Given an n-ary tree, return the level order traversal of its nodes' values. (ie, from left to right, level by level).

For example, given a 3-ary tree:

We should return its level order traversal:

[ [1], [3,2,4], [5,6] ]

Note:

The depth of the tree is at most 1000. The total number of nodes is at most 5000.

Please comment about space and time complexity. Thanks.

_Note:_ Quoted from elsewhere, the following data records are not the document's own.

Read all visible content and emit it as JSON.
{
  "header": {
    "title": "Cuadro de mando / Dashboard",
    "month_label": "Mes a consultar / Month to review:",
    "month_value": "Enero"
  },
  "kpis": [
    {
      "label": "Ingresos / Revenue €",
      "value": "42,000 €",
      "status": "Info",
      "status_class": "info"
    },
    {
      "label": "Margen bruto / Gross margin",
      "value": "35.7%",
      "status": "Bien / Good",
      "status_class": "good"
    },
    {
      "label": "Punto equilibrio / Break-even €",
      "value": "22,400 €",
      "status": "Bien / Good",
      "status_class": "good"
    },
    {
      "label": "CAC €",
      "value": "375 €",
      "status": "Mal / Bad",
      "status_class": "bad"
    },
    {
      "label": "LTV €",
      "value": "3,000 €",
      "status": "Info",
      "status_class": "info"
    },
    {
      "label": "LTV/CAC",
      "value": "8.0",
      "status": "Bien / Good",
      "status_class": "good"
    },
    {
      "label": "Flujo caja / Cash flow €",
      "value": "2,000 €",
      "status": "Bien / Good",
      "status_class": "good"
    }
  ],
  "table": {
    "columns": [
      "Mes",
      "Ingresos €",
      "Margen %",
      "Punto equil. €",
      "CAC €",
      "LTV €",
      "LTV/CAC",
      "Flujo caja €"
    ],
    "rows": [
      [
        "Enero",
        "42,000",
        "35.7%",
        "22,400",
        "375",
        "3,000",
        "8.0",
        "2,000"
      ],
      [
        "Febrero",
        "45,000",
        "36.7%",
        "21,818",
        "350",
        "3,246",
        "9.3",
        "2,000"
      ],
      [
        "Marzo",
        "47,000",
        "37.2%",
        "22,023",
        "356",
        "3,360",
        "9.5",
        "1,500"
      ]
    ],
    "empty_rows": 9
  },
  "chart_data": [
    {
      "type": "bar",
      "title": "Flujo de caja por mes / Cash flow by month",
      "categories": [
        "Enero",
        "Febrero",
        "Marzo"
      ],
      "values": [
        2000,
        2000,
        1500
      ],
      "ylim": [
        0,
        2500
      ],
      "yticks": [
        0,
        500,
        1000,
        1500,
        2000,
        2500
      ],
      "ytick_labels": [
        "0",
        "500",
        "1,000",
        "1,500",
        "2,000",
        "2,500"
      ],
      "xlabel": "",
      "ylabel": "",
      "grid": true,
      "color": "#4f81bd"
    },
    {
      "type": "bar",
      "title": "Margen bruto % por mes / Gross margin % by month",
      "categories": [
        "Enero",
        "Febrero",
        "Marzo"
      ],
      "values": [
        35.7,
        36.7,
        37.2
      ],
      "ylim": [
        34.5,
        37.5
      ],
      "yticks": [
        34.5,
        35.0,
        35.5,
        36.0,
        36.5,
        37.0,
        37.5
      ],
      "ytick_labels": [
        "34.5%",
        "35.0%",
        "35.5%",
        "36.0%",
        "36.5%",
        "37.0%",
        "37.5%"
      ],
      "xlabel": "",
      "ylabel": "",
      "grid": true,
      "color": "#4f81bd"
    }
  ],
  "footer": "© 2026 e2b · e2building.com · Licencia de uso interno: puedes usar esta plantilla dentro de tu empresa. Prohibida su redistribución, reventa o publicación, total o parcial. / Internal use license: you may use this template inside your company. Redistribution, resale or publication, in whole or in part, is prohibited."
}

using System.Collections.Generic;
using System.Linq;
using Microsoft.VisualStudio.TestTools.UnitTesting;

namespace GraphsQuestions
{
    /// <summary>
    /// https://leetcode.com/problems/n-ary-tree-level-order-traversal/
    /// </summary>

    [TestClass]
    public class N_aryTreeLevelOrderTraversal
    {
        [TestMethod]
        public void N_aryTreeLevelOrderTraversalTest()
        {
            List<Node> node3 = new List<Node>();
            node3.Add(new Node(5, null));
            node3.Add(new Node(6, null));

            List<Node> node1 = new List<Node>();
            node1.Add(new Node(3, node3));
            node1.Add(new Node(2, null));
            node1.Add(new Node(4, null));

            Node root = new Node(1, node1);
            var result = LevelOrder(root);
            IList<IList<int>> expected = new List<IList<int>>();
            expected.Add(new List<int>{1});
            expected.Add(new List<int>{3,2,4});
            expected.Add(new List<int>{5,6});

            for (int i = 0; i < 3; i++)
            {
                CollectionAssert.AreEqual(expected[i].ToArray(), result[i].ToArray());
            }

        }
        public IList<IList<int>> LevelOrder(Node root)
        {
            IList<IList<int>> result = new List<IList<int>>();
            Queue<Node> Q = new Queue<Node>();
            if (root == null)
            {
                return result;
            }

            Q.Enqueue(root);

            while (Q.Count > 0)
            {
                List<int> currentLevel = new List<int>();
                int qSize = Q.Count;
                for (int i = 0; i < qSize; i++)
                {
                    var curr = Q.Dequeue();
                    currentLevel.Add(curr.val);
                    if (curr.children != null)
                    {
                        foreach (var child in curr.children)
                        {
                            Q.Enqueue(child);
                        }
                    }
                }
                result.Add(currentLevel);
            }
            return result;
        }
    }
}

Answer 1

Time and space complexity are just the number of nodes in the graph. You can't do better than this with the API given. If the API were open to negotiation, I'd consider IEnumerable<IReadonlyList<int>>, which would permit better memory characteristics for some trees (e.g. if the level-width stays reasonably constant rather than, say, growing exponentially). There is also no need for this to be an instance method.

---

I don't like this:

if (root == null)
{
    return result;
}

No-where in the spec is it said that a null input should produce a null output, and this is a design decision which needs to be documented. Without something saying that null should map to null, I'd much prefer an ArgumentNullException which doesn't obscure any assumptions. If this behaviour is wrong, then you'll know the moment you try to use it. If returning null is wrong, it might take you a while to find out where your code messed up. Either behaviour warrents inline documentation. I'd also prefer these sorts of checks were performed straight-away, so that they can't be lost in the other clutter, and in this case avoid unnecessarily allocations.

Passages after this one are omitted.